CORRESPONDANCE - Année 1755 - Partie 25
Photo de PAPAPOUSS
à M. G.-C. Walther.
Aux Délices, près de Genève, 5 Novembre 1755.
Mandez-moi, mon cher Walther, si je peux vous envoyer par la poste cette tragédie de l’Orphelin de la Chine que vous me demandez. Je l’ai encore beaucoup changée depuis qu’elle est imprimée : c’est ainsi que j’en use avec tous mes ouvrages, parce que je ne suis content d’aucun. Cela déroute un peu les libraires, et j’en suis très fâché ; mais je ne puis m’empêcher de corriger des ouvrages qui me paraissent défectueux. C’est un malheur pour moi de connaître trop mes défauts, et il n’y aura jamais de moi d’édition bien arrêtée qu’après ma mort. Le sieur Lambert à Paris, et les sieurs Cramer à Genève, ont voulu, chacun de leur côté, faire une nouvelle édition de mes œuvres. Je ne puis corriger celle de Lambert, mais je ne puis m’empêcher de corriger, dans celle des frères Cramer, toutes les pièces dont je suis mécontent ; c’est un ouvrage auquel je ne puis travailler qu’à mesure qu’on imprime. Il y a à chaque page des corrections et des additions si considérables, que tout cela fait, en quelque façon, un nouvel ouvrage. Si vous pouviez trouver le moyen de mettre toutes ces nouveautés dans votre dernière édition (1), cela pourrait lui donner quelque cours à la longue ; mais c’est une chose qui ne pourrait se faire que par le moyen de quelque éditeur habile ; et encore je ne vois pas comment il pourrait si prendre. Je suis très fâché de toute cette concurrence d’éditions. Si j’avais pu trouver quelque séjour agréable dans votre pays, vous savez bien que je me serais fait un plaisir infini de vous aider et de tout diriger ; mais ma santé ne m’a pas permis de m’établir dans votre climat. Partout où je serai je vous rendrai tous les services dont je serai capable. Si je peux vous envoyer par la poste quelque chose qui m’est tombé entre les mains, et qui vous donnerait un grand profit, je vous ferai ce plaisir sur-le-champ ; mais comme c’est un ouvrage qui n’est pas de moi, et de l’orthodoxie duquel je ne réponds pas, je ne vous le ferai parvenir qu’en cas que vous puissiez agir discrètement et sans imprimer cette pièce sous votre nom.

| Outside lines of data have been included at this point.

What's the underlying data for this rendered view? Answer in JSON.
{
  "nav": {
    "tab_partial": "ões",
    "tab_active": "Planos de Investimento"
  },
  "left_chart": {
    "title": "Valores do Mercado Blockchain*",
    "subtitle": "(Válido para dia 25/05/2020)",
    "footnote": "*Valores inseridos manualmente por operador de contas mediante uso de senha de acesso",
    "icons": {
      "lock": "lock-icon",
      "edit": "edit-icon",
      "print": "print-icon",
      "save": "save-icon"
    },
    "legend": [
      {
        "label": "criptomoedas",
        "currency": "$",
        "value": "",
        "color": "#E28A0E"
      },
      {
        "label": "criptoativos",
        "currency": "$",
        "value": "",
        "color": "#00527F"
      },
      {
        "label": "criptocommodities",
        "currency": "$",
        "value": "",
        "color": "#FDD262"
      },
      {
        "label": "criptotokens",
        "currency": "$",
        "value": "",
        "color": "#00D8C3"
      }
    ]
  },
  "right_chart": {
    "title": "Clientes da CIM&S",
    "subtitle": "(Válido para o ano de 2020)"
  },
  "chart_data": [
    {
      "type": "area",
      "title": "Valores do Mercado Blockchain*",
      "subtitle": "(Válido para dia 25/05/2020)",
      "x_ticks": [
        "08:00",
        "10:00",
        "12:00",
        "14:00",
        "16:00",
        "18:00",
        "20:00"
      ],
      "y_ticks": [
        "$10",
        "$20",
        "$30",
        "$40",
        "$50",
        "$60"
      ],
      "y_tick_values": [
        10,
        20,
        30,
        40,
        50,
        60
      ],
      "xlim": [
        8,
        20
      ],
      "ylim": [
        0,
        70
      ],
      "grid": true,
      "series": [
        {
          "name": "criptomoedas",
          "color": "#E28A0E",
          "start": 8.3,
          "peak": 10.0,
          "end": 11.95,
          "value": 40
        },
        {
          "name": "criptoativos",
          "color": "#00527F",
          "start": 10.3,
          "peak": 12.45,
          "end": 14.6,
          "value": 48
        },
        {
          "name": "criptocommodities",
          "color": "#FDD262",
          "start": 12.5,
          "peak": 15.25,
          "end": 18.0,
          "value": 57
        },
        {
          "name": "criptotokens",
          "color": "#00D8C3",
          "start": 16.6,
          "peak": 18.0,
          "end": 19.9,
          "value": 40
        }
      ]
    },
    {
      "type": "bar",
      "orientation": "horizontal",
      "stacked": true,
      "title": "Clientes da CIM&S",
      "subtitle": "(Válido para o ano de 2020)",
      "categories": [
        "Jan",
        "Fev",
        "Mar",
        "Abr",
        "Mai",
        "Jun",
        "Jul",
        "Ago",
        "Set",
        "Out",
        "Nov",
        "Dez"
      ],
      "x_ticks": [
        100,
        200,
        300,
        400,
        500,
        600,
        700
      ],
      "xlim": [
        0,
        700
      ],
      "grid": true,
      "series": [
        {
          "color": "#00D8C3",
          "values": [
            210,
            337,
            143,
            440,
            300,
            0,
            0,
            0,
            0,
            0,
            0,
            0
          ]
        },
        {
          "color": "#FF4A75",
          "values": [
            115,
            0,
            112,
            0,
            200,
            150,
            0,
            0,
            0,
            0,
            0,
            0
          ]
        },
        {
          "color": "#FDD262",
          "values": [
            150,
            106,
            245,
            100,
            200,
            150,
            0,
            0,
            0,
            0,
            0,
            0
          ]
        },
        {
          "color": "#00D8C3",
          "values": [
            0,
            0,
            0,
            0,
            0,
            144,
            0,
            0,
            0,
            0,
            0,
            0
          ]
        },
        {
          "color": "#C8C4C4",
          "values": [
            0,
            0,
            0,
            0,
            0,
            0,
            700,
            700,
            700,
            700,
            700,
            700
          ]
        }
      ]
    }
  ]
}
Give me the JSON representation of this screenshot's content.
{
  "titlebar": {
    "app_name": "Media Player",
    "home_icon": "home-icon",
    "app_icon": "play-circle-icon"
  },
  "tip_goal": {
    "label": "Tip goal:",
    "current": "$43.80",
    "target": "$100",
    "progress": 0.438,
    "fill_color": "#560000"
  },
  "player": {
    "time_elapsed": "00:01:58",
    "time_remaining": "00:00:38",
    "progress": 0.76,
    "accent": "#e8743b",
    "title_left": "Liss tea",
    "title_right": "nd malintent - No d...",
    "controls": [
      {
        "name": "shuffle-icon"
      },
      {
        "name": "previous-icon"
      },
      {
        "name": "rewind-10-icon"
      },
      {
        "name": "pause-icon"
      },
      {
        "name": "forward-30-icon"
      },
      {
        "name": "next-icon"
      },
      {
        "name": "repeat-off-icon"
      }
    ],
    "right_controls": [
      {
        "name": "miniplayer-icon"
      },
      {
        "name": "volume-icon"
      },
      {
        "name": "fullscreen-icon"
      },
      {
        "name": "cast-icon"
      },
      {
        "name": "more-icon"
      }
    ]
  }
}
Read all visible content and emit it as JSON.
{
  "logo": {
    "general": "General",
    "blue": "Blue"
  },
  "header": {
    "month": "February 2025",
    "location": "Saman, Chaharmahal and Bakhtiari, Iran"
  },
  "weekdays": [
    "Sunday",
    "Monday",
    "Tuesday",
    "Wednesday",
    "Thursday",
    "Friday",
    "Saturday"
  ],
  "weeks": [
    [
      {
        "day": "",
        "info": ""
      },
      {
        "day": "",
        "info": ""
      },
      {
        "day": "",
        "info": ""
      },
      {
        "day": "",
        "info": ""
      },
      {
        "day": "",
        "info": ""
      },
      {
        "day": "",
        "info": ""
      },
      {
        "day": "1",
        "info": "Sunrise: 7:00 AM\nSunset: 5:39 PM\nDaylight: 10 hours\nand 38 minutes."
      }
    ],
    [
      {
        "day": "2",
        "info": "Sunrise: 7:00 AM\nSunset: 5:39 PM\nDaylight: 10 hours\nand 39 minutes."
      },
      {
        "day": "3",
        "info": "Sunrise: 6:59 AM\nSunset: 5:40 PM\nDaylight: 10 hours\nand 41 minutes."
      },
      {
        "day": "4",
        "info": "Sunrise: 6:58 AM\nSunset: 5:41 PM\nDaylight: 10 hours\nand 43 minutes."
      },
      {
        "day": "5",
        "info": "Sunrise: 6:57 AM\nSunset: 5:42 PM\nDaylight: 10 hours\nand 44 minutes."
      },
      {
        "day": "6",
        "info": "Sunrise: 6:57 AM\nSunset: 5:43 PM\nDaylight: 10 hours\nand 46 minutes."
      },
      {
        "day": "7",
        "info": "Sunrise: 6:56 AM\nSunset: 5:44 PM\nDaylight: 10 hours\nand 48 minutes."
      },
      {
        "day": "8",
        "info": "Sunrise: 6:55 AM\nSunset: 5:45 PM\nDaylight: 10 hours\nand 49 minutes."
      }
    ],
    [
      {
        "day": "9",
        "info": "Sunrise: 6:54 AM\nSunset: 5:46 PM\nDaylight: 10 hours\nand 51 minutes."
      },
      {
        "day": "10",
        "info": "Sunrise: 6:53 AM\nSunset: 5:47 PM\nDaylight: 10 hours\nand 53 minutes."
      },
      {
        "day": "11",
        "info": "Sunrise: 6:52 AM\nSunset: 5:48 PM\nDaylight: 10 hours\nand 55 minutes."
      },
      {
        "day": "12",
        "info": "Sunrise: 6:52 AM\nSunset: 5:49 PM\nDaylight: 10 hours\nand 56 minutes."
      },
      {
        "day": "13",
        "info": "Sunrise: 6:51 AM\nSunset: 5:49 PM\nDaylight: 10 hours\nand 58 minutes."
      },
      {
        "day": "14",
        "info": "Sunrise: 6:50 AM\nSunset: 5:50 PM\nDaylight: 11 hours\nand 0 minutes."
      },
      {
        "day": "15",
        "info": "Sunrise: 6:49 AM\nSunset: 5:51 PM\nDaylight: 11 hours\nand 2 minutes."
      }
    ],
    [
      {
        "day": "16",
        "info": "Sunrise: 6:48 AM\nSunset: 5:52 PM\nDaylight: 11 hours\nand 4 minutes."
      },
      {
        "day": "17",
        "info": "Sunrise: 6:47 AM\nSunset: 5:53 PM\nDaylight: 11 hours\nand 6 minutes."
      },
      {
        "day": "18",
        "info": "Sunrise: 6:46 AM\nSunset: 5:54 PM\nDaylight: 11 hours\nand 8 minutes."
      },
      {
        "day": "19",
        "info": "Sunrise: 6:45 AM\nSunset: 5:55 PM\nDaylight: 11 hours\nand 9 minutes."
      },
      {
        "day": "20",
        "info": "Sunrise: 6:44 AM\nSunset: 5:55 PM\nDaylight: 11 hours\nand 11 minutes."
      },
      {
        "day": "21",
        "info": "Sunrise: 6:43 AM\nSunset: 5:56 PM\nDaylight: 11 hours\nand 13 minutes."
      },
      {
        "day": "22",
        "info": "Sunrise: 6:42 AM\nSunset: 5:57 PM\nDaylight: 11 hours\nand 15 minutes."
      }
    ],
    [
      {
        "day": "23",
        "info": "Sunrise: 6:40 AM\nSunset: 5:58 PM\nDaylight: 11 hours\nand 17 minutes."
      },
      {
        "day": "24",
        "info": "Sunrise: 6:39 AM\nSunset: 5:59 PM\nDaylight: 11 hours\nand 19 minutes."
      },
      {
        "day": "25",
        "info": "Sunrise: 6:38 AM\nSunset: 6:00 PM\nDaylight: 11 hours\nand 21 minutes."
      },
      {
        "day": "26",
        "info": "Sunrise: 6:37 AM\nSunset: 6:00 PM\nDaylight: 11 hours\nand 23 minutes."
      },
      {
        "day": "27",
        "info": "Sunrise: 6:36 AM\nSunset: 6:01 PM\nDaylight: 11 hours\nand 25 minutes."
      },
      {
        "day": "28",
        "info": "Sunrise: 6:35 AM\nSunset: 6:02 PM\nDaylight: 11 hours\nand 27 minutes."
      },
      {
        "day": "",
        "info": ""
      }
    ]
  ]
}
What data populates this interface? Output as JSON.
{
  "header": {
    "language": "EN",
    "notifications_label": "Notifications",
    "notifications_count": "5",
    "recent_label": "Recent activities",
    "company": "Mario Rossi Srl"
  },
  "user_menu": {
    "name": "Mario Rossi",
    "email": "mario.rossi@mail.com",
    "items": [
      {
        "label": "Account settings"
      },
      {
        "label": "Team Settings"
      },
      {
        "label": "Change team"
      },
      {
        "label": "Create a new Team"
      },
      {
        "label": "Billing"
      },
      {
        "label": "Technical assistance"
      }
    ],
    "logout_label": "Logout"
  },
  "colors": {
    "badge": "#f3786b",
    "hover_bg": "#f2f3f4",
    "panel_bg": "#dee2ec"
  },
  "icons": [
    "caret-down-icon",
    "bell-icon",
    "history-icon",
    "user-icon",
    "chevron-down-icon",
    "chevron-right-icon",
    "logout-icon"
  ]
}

1 – L’édition de 1752. (G.A.)
à M. Thieriot.
Aux Délices, le 8 Novembre 1755.
Mon ancien ami, j’ai vu M. Patu (1) ; il a de l’esprit, il est naturel, il est aimable. J’ai été très fâché que son séjour ait été si court, et encore plus fâché qu’il ne soit pas venu avec vous ; mais la saison était encore rude, et ma cabane était pleine d’ouvriers. Il s’en allait, tous les soirs, coucher au couvent de Genève, avec M. Palissot, autre enfant d’Apollon. Ces deux pèlerins d’Emmaüs sont remplis du feu poétique ; ils sont venus me réchauffer un peu, mais je suis plus glacé que jamais par les nouvelles que j’apprends du pucelage de Jeanne. Il est très sûr que des fripons l’ont violée, qu’elle en est toute défigurée, et qu’on la vend en Hollande et en Allemagne, sans pudeur. Pour moi, je la renonce et je la déshérite ; ce n’est point-là ma fille ; je ne veux pas entendre parler de catins, quand je suis sérieusement occupé de l’Histoire du genre humain. Cependant je ne vois que catins dans cette histoire ; elles se rencontrent partout de quelque côté qu’on se tourne. Il faut bien prendre patience.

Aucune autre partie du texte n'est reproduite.